Third-party support services, such as outsourced tech support, might also have escalated privileges on your network. So conducting an audit on which entities have elevated privileges and excessive data access and which ones actually need it is vital.
Visibility is crucial for comprehensive data protection
Knowing where to look is just as important as how to look regarding data security and discovery. The above points are extremely common but also completely addressable.
“Improving visibility over un-owned channels requires the right mix of technology, policy, and continuous employee education,” says Sopuch. “Solutions such as Data Loss Prevention (DLP), and cloud-based or virtual workspaces help separate personal and business environments, keeping corporate data protected even on employee-owned or third-party systems. Combined with user awareness, ongoing monitoring, and clear governance, these measures provide both security and convenience, ensuring visibility without limiting productivity.”
Zbynek Sopuch, CTO at Safetica
By ensuring you have a plan to bring visibility into shadow IT, multiple devices, and third-party risks, you can take steps toward making your data loss prevention (DLP) and data security strategy more foolproof.
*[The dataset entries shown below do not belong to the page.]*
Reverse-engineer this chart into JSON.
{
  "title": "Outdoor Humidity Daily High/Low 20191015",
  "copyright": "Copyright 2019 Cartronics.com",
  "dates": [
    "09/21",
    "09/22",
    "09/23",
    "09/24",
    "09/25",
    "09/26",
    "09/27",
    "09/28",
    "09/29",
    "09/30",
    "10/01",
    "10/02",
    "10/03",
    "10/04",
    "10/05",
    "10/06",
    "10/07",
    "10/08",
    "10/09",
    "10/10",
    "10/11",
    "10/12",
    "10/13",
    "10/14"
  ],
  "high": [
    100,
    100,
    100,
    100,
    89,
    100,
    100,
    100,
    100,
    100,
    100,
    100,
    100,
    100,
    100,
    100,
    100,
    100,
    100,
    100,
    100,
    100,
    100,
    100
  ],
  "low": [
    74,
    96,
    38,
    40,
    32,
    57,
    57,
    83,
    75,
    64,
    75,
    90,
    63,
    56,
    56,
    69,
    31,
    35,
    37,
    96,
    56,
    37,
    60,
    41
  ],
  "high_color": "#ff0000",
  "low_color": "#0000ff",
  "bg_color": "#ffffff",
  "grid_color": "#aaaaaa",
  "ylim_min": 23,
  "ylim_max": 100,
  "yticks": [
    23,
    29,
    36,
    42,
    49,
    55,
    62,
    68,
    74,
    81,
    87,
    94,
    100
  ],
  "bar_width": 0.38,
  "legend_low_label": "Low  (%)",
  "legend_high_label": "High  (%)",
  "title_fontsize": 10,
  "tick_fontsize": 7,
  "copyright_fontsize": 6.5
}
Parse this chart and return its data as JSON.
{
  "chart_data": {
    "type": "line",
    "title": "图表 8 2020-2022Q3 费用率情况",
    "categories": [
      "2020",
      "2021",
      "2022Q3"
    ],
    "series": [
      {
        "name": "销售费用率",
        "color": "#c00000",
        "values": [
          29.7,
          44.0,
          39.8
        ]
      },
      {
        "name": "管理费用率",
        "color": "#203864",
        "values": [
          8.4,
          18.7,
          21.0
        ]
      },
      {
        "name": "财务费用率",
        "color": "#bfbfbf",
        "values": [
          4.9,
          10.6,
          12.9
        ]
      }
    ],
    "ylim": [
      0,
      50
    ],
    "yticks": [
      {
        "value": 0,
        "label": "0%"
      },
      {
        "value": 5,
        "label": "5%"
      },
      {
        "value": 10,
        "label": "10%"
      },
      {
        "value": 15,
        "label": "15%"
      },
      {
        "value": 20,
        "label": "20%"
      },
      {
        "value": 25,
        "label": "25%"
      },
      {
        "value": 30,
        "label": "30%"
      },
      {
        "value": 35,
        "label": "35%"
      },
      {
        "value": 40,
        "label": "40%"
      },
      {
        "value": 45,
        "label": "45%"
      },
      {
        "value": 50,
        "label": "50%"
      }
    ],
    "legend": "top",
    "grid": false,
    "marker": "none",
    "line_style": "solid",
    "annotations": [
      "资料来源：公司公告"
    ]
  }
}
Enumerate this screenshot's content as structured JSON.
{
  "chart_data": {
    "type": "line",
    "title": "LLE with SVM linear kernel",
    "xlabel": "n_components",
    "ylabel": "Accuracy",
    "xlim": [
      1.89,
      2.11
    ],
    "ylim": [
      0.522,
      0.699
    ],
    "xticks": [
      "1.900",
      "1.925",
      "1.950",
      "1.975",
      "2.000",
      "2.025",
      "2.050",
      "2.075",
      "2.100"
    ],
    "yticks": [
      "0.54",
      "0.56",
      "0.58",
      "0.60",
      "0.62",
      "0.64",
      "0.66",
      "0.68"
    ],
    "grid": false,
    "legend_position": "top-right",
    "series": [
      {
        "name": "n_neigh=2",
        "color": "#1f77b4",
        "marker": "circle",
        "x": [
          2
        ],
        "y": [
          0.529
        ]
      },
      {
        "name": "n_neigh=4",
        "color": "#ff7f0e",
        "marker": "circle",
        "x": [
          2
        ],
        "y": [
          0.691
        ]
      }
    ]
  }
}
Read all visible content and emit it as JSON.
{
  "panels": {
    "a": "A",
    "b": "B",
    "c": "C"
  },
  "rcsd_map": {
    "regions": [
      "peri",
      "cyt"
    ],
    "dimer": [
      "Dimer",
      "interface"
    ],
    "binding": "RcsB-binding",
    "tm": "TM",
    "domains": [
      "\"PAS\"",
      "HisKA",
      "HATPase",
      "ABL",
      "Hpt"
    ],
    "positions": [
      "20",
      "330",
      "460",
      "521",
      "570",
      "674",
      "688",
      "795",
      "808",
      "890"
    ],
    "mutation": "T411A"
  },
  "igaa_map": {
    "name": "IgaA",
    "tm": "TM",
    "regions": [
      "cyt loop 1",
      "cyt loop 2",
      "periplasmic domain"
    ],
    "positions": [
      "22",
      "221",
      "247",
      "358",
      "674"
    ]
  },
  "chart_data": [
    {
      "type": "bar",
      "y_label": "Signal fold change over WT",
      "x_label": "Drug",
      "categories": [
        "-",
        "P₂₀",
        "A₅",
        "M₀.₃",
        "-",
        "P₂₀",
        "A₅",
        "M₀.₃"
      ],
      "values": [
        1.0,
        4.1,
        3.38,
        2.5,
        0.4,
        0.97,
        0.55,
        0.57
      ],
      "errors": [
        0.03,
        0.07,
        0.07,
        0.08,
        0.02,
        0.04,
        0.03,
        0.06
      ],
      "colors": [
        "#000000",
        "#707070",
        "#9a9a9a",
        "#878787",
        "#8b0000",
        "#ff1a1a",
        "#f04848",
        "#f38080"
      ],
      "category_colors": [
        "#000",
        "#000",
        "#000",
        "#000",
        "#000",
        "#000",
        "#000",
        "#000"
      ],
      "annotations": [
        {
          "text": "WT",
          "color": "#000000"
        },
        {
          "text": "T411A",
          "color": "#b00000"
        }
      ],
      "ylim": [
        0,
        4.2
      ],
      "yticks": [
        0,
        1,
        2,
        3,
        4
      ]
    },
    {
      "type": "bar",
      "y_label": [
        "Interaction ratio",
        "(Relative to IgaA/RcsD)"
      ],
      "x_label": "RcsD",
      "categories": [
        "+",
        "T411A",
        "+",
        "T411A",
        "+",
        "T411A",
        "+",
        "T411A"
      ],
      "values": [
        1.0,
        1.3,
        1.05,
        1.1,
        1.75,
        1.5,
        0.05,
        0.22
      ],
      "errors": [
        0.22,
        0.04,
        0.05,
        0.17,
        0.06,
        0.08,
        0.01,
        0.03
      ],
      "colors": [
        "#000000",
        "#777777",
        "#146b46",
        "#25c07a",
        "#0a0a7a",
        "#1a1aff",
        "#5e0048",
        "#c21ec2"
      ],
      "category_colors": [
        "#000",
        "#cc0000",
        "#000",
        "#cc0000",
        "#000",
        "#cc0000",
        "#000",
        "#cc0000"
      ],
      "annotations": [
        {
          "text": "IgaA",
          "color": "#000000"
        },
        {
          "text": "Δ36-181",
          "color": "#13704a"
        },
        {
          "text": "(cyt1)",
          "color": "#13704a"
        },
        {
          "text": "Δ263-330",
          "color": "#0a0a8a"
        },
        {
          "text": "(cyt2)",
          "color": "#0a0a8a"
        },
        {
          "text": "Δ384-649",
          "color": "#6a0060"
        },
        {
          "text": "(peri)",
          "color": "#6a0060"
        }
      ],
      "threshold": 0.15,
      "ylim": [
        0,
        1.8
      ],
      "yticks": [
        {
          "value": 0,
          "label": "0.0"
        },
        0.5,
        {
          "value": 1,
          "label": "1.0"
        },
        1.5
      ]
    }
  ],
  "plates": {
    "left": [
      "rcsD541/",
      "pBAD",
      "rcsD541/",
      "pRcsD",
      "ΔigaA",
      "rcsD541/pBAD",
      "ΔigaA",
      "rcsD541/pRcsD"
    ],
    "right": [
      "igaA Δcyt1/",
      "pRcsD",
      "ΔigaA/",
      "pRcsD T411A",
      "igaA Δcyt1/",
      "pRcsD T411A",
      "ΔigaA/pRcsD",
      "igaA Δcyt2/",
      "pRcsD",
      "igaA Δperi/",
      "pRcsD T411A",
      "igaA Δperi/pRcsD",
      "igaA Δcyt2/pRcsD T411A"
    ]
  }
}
How to obtain that visibility is another matter. You could opt for multiple tools that add complexity, or a single tool such as Safetica’s comprehensive data discovery and classification solution. However, Sopuch recommends to consider visibility over un-owned channels more strategically rather than something to avoid as much as possible.
“Instead of resisting this trend, organizations should focus on making secure operations just as convenient,” he says. “Cloud services, web-based applications, and thin or virtual clients enable users to work safely from any device while keeping corporate data within managed and controlled environments.”
Zbynek Sopuch, CTO at Safetica
Whatever you do, it’s important to understand that full security goes beyond active threat detection and extends to obtaining visibility into your data, wherever that data is.